One of the best-kept secrets of the private debt universe may not be under the radar for much longer, with one source telling us that “new litigation funders are popping up every week”.
Rather like infrastructure investing, litigation funding has its birthplace in Australia, but migrated quickly to the US. It is now becoming popular in Europe and other parts of the world.
In a nutshell, litigation funders lend to law firms or claimants to cover the costs of legal actions and receive a share of any future award. In the case of a £100 million ($132 million; €117 million) claim, the funder might pay legal fees of, say, £10 million and be entitled to around 30 to 40 percent of any eventual pay-out.

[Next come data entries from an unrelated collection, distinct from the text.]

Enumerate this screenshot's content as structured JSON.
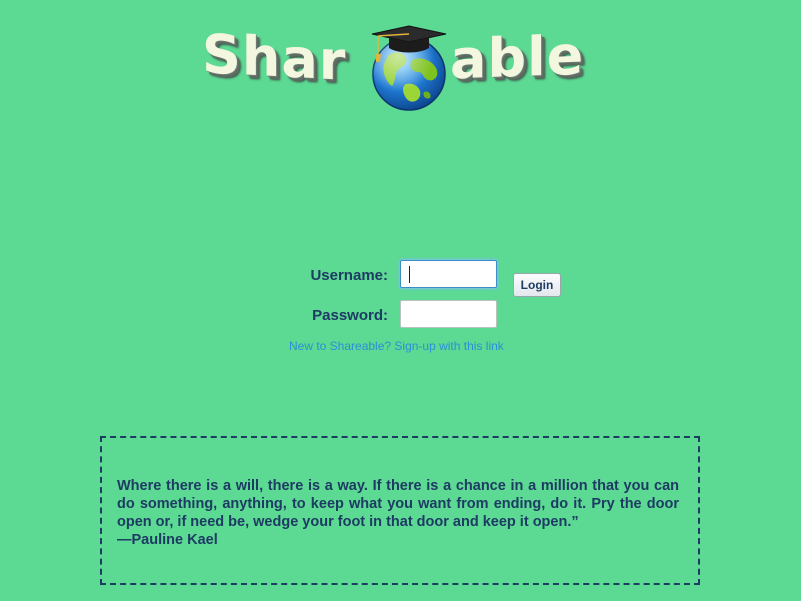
{
  "logo": {
    "text_left": "Shar",
    "text_right": "able"
  },
  "login": {
    "username_label": "Username:",
    "username_value": "",
    "password_label": "Password:",
    "password_value": "",
    "login_button_label": "Login",
    "signup_link_text": "New to Shareable? Sign-up with this link"
  },
  "quote": {
    "text": "Where there is a will, there is a way. If there is a chance in a million that you can do something, anything, to keep what you want from ending, do it. Pry the door open or, if need be, wedge your foot in that door and keep it open.”",
    "author": "—Pauline Kael"
  },
  "colors": {
    "background": "#5cd993",
    "text": "#1d3b63",
    "link": "#2d8fd4",
    "input_focus": "#3b8ec8"
  }
}
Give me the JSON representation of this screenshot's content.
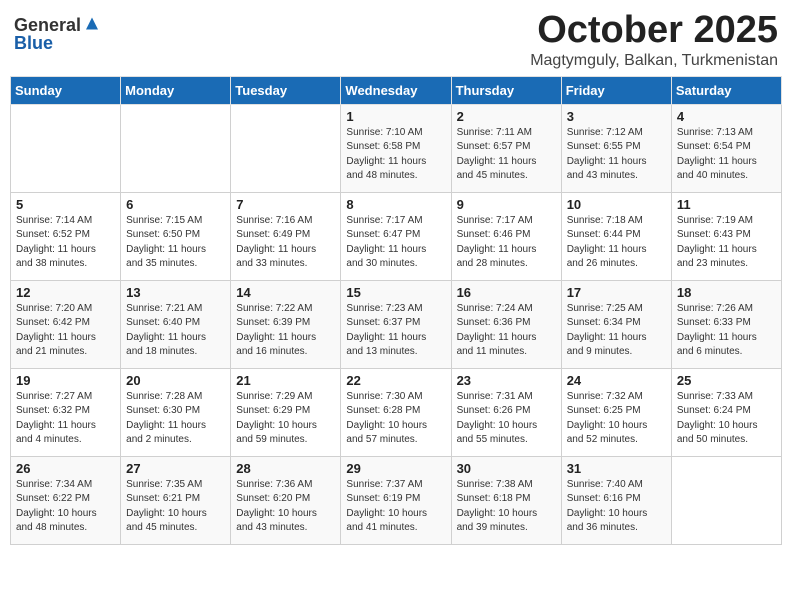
{
  "logo": {
    "general": "General",
    "blue": "Blue"
  },
  "title": {
    "month": "October 2025",
    "location": "Magtymguly, Balkan, Turkmenistan"
  },
  "days_of_week": [
    "Sunday",
    "Monday",
    "Tuesday",
    "Wednesday",
    "Thursday",
    "Friday",
    "Saturday"
  ],
  "weeks": [
    [
      {
        "day": "",
        "info": ""
      },
      {
        "day": "",
        "info": ""
      },
      {
        "day": "",
        "info": ""
      },
      {
        "day": "1",
        "info": "Sunrise: 7:10 AM\nSunset: 6:58 PM\nDaylight: 11 hours\nand 48 minutes."
      },
      {
        "day": "2",
        "info": "Sunrise: 7:11 AM\nSunset: 6:57 PM\nDaylight: 11 hours\nand 45 minutes."
      },
      {
        "day": "3",
        "info": "Sunrise: 7:12 AM\nSunset: 6:55 PM\nDaylight: 11 hours\nand 43 minutes."
      },
      {
        "day": "4",
        "info": "Sunrise: 7:13 AM\nSunset: 6:54 PM\nDaylight: 11 hours\nand 40 minutes."
      }
    ],
    [
      {
        "day": "5",
        "info": "Sunrise: 7:14 AM\nSunset: 6:52 PM\nDaylight: 11 hours\nand 38 minutes."
      },
      {
        "day": "6",
        "info": "Sunrise: 7:15 AM\nSunset: 6:50 PM\nDaylight: 11 hours\nand 35 minutes."
      },
      {
        "day": "7",
        "info": "Sunrise: 7:16 AM\nSunset: 6:49 PM\nDaylight: 11 hours\nand 33 minutes."
      },
      {
        "day": "8",
        "info": "Sunrise: 7:17 AM\nSunset: 6:47 PM\nDaylight: 11 hours\nand 30 minutes."
      },
      {
        "day": "9",
        "info": "Sunrise: 7:17 AM\nSunset: 6:46 PM\nDaylight: 11 hours\nand 28 minutes."
      },
      {
        "day": "10",
        "info": "Sunrise: 7:18 AM\nSunset: 6:44 PM\nDaylight: 11 hours\nand 26 minutes."
      },
      {
        "day": "11",
        "info": "Sunrise: 7:19 AM\nSunset: 6:43 PM\nDaylight: 11 hours\nand 23 minutes."
      }
    ],
    [
      {
        "day": "12",
        "info": "Sunrise: 7:20 AM\nSunset: 6:42 PM\nDaylight: 11 hours\nand 21 minutes."
      },
      {
        "day": "13",
        "info": "Sunrise: 7:21 AM\nSunset: 6:40 PM\nDaylight: 11 hours\nand 18 minutes."
      },
      {
        "day": "14",
        "info": "Sunrise: 7:22 AM\nSunset: 6:39 PM\nDaylight: 11 hours\nand 16 minutes."
      },
      {
        "day": "15",
        "info": "Sunrise: 7:23 AM\nSunset: 6:37 PM\nDaylight: 11 hours\nand 13 minutes."
      },
      {
        "day": "16",
        "info": "Sunrise: 7:24 AM\nSunset: 6:36 PM\nDaylight: 11 hours\nand 11 minutes."
      },
      {
        "day": "17",
        "info": "Sunrise: 7:25 AM\nSunset: 6:34 PM\nDaylight: 11 hours\nand 9 minutes."
      },
      {
        "day": "18",
        "info": "Sunrise: 7:26 AM\nSunset: 6:33 PM\nDaylight: 11 hours\nand 6 minutes."
      }
    ],
    [
      {
        "day": "19",
        "info": "Sunrise: 7:27 AM\nSunset: 6:32 PM\nDaylight: 11 hours\nand 4 minutes."
      },
      {
        "day": "20",
        "info": "Sunrise: 7:28 AM\nSunset: 6:30 PM\nDaylight: 11 hours\nand 2 minutes."
      },
      {
        "day": "21",
        "info": "Sunrise: 7:29 AM\nSunset: 6:29 PM\nDaylight: 10 hours\nand 59 minutes."
      },
      {
        "day": "22",
        "info": "Sunrise: 7:30 AM\nSunset: 6:28 PM\nDaylight: 10 hours\nand 57 minutes."
      },
      {
        "day": "23",
        "info": "Sunrise: 7:31 AM\nSunset: 6:26 PM\nDaylight: 10 hours\nand 55 minutes."
      },
      {
        "day": "24",
        "info": "Sunrise: 7:32 AM\nSunset: 6:25 PM\nDaylight: 10 hours\nand 52 minutes."
      },
      {
        "day": "25",
        "info": "Sunrise: 7:33 AM\nSunset: 6:24 PM\nDaylight: 10 hours\nand 50 minutes."
      }
    ],
    [
      {
        "day": "26",
        "info": "Sunrise: 7:34 AM\nSunset: 6:22 PM\nDaylight: 10 hours\nand 48 minutes."
      },
      {
        "day": "27",
        "info": "Sunrise: 7:35 AM\nSunset: 6:21 PM\nDaylight: 10 hours\nand 45 minutes."
      },
      {
        "day": "28",
        "info": "Sunrise: 7:36 AM\nSunset: 6:20 PM\nDaylight: 10 hours\nand 43 minutes."
      },
      {
        "day": "29",
        "info": "Sunrise: 7:37 AM\nSunset: 6:19 PM\nDaylight: 10 hours\nand 41 minutes."
      },
      {
        "day": "30",
        "info": "Sunrise: 7:38 AM\nSunset: 6:18 PM\nDaylight: 10 hours\nand 39 minutes."
      },
      {
        "day": "31",
        "info": "Sunrise: 7:40 AM\nSunset: 6:16 PM\nDaylight: 10 hours\nand 36 minutes."
      },
      {
        "day": "",
        "info": ""
      }
    ]
  ]
}
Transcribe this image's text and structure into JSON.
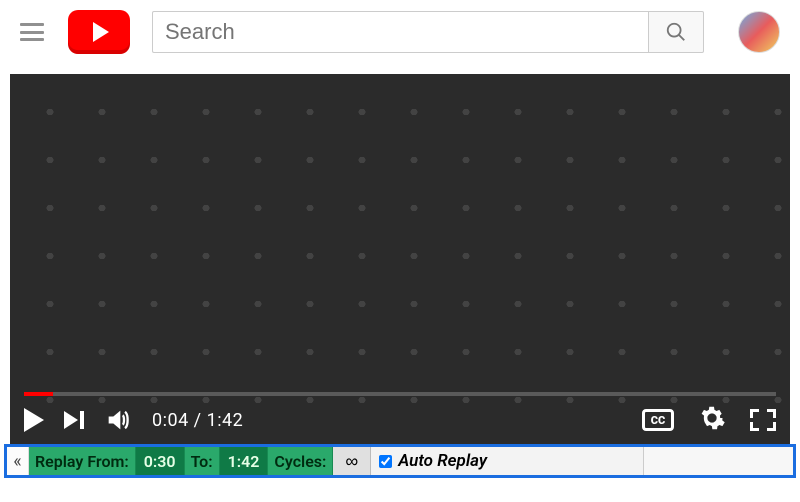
{
  "header": {
    "search_placeholder": "Search"
  },
  "player": {
    "current_time": "0:04",
    "time_sep": " / ",
    "duration": "1:42",
    "cc_label": "CC",
    "progress_percent": 3.9
  },
  "replay": {
    "collapse_glyph": "«",
    "from_label": "Replay From:",
    "from_value": "0:30",
    "to_label": "To:",
    "to_value": "1:42",
    "cycles_label": "Cycles:",
    "cycles_value": "∞",
    "auto_label": "Auto Replay",
    "auto_checked": true
  }
}
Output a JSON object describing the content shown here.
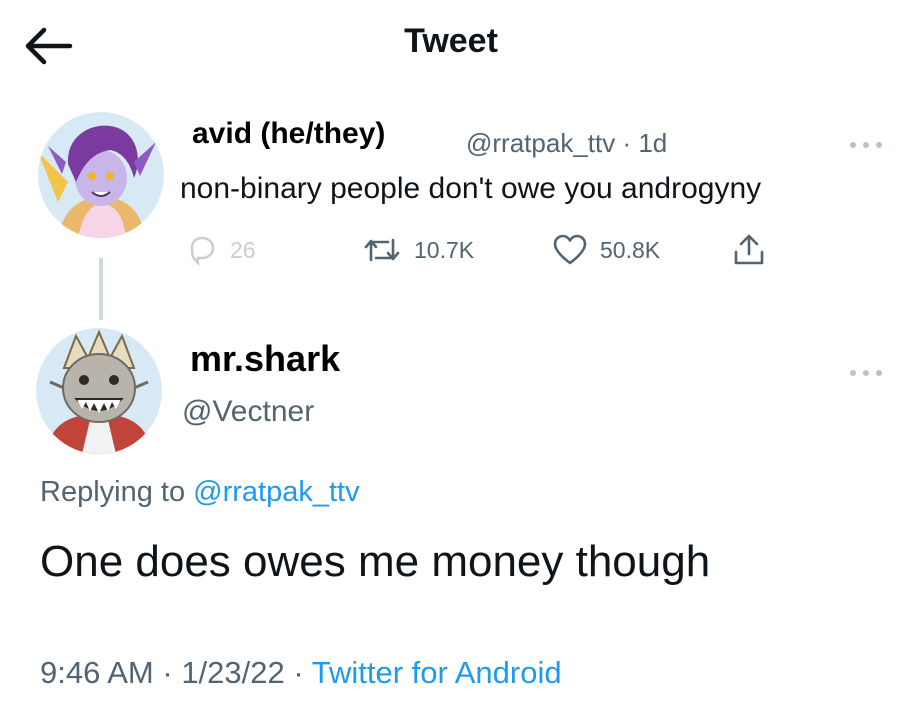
{
  "header": {
    "title": "Tweet",
    "back_icon": "arrow-left-icon"
  },
  "parent_tweet": {
    "display_name": "avid (he/they)",
    "handle": "@rratpak_ttv",
    "separator": " · ",
    "age": "1d",
    "text": "non-binary people don't owe you androgyny",
    "stats": {
      "replies": "26",
      "retweets": "10.7K",
      "likes": "50.8K"
    },
    "avatar_icon": "purple-hair-character-avatar"
  },
  "reply_tweet": {
    "display_name": "mr.shark",
    "handle": "@Vectner",
    "replying_prefix": "Replying to ",
    "replying_to": "@rratpak_ttv",
    "text": "One does owes me money though",
    "time": "9:46 AM",
    "date": "1/23/22",
    "separator": " · ",
    "source": "Twitter for Android",
    "avatar_icon": "shark-mask-character-avatar"
  },
  "colors": {
    "accent": "#1d9bf0",
    "muted_text": "#536471",
    "primary_text": "#0f1419",
    "thread_line": "#cfd9de"
  }
}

It seems like a pretty good way to make a living. Research by Goldman Sachs and Bloomberg, referred to in a Bloomberg article towards the end of last year, found these specialist financiers achieving a multiple on invested capital of more than two times – a return that Emma Bewley of wealth investor Connection Capital described as “similar to private equity but expected to be generated within a shorter timeframe”.
No wonder litigation funding is such a fast-growing industry. According to its annual report, Burford Capital, which claims to be the “world’s largest publicly traded provider of litigation finance”, had assets under management of $2.5 billion in 2018 in its investment unit, compared with $1.7 billion the year before. Last year, the firm’s income rose by 23 percent while its profits after tax increased by 24 percent.
But even as these specialist lenders grow, some claims are simply too big for them to swallow. It’s at this larger end of the market that distressed investors are increasingly taking an interest. Given that the credit cycle appears to have been “almost” on the turn for about the past five years, they can be forgiven for thinking it might never happen. Therefore, sources say, established distressed investors – Davidson Kempner is among those mentioned in dispatches – are increasingly turning their hands to the litigation market.
What’s attracting the distressed players is not just the size but also the nature of the opportunities. Although a mainstream litigation funder will typically buy into a claim, a distressed investor is more likely to buy into a court judgement or arbitration award with appeal risk that may require enforcement. This plays to some of the strengths in the distressed investor’s skillset, including assessing creditworthiness and the likelihood of getting their money back in much the same way that they would with a troubled corporate.
The broader context for all this is the tough environment for distressed investors amid low interest rates and record-low defaults, which has forced them to adapt or die. Under the “special situations” banner, distressed investors have been able to gain better access to dealflow while using many of their traditional skills. Litigation funding is one example of this, and it’s gaining increasing prominence.